A home that’s a haven

Part 2 of 2: Family togetherness is important to Klobnocks as they open their hearts to foster care children

Niece Alicia Drozdoski, sons Andrew Rossi and Sylvester Rivers, and Michael and Wendi Klobnock gather in the kitchen before lunch. “Nobody starves here,” says Wendi. (Enterprise photo — Glynis Hart)

WHITEHALL — Wendi and Mike Klobnock opened their home to boys in the foster care system in 2003, and it’s been open ever since.

Mike works for the state Department of Transportation, and Wendi manages the home: a clean, three-story A-frame with a wraparound deck and a downstairs apartment, a big garage and a wide lawn bordered by young trees. The Klobnocks purchased the house last year and have been making improvements ever since.

They’re both from downstate — Wendi grew up in Yonkers — but they moved up to this green, hilly land in the Champlain Valley after 9/11.

At any given time there may be a half-dozen kids living there, but the family includes a lot of people, including extended family, grown kids and grandkids. Friends and relatives are always dropping by, and holiday meals are huge affairs.

Although kids “age out” of the foster care system at 21, the Klobnocks don’t change their relationship once their boys become adults.

“We let them save their money, help them look for an apartment, help them get set up,” said Wendi. Sons Andrew and Sylvester are renting the basement apartment. Others live nearby, and most of the others keep in touch and come home for holidays.

“I can’t have these kids come into my home and treat them differently than my own,” said Wendi.

The Klobnocks do everything as a family, including date nights and vacations.

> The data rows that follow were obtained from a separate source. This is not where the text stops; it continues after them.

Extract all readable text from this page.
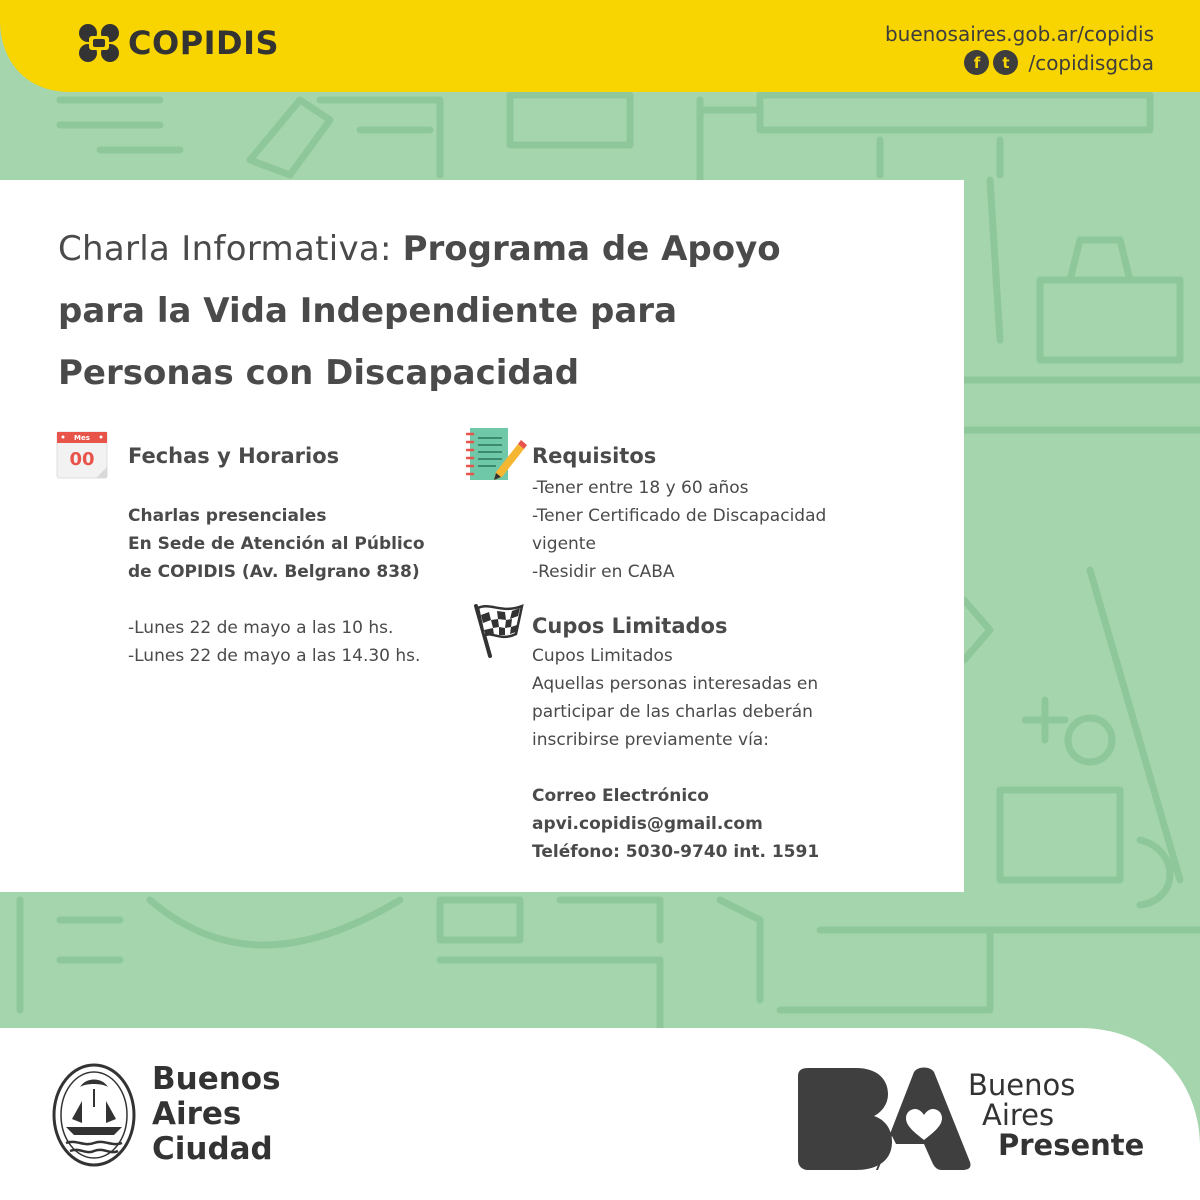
COPIDIS	buenosaires.gob.ar/copidis
f	t /copidisgcba
Charla Informativa: Programa de Apoyo para la Vida Independiente para Personas con Discapacidad
Mes
00 Fechas y Horarios
Charlas presenciales
En Sede de Atención al Público
de COPIDIS (Av. Belgrano 838)
-Lunes 22 de mayo a las 10 hs.
-Lunes 22 de mayo a las 14.30 hs.
Requisitos
-Tener entre 18 y 60 años
-Tener Certificado de Discapacidad vigente
-Residir en CABA
Cupos Limitados
Cupos Limitados
Aquellas personas interesadas en participar de las charlas deberán inscribirse previamente vía:
Correo Electrónico
apvi.copidis@gmail.com
Teléfono: 5030-9740 int. 1591
Buenos
Aires
Ciudad
Buenos
Aires
Presente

The chore lists on the refrigerator include everyone living in the house, including them. For instance, everyone in the house cleans the bathroom once a month because chores rotate. Wendi teaches the kids to do their laundry and make meals. Mike gets them doing yardwork.

“We all live in this house together, and we all work together,” Wendi said.

“When a kid comes into foster care, they feel unwanted and everything else,” she said. “If a child is happy and they feel a part of things, they’ll do better.”

Family togetherness extends to vacations. Once a year, the clan goes tubing. They park a car at the destination point, then drive upstream to embark. At the halfway mark, they picnic. Wendi explains that they try to save their tax refund so everyone can go on vacation. She and Mike wouldn’t dream of going without their kids.

Last year’s trip to Florida was no exception. “When we went down, we had 22 people,” said Mike.

The Klobnocks are kind, but firm. They offer love and a dose of reality, as both parents come from challenging backgrounds.

“Growing up in the city, it’s tough,” said Wendi.

“I’ve always told my kids, ‘Everybody in this house has issues. Even me and Dad, we still struggle with our demons.'” Wendi said.

“When a kid comes into my house, I tell them, ‘I don’t care what you’ve done before. All I care about is how you are from this day forward. I’m here to help you better yourself. You can change your life. You have that power. Or you can sit and wallow in self-pity and be stuck. Feeling sorry for yourself won’t get you nowhere.”

Miriam Hadden, Essex County’s Family Court attorney, calls Wendi “a superstar parent.” The Klobnocks’ home is in Washington County, but Essex County has to send foster children outside its boundaries because it doesn’t have enough foster homes for its caseload, which has nearly doubled in the last two years due to the opioid drug epidemic.

“A lot of the boys who came into her home have gotten a lot better,” Hadden said. “They just need good parenting. They just keep coming back, and they all call her Mom.”

Like others involved with the system, Hadden emphasizes that it’s not about the money — foster parents receive about $400 a month per kid.

Wendi Klobnock agrees. “You really have to love kids. If you don’t, this is not something you should be doing.”

At the center of it all is the partnership between her and Mike. The two of them talk out disagreements between themselves, privately. They support each other and bounce ideas off each other, and they back each other up.

“I’m the pussycat, but I’m also the tough guy,” Mike said.

“There really is something to be said about it,” Wendi said thoughtfully. “Every kid I’ve had in my house has come from a single parent.”

As part of the certification process, foster parents learn they have an obligation to support the families reuniting. Many kids do come for a time and return to their families; others keep ties with the old while becoming permanent members of this new family. But no matter where they came from, once they’re here, the Klobnocks will do everything they can to make sure their lives get better.

“There’s a lot of rewards watching a kid make something of themselves,” Wendi said. “I’m proud of all my kids. They’re very, very self-sufficient.”

Part 1: Foster kids squeezed out of the area

(Correction: A previous version of this article incorrectly said Mike Klobnock’s father has died. The Enterprise regrets the error.)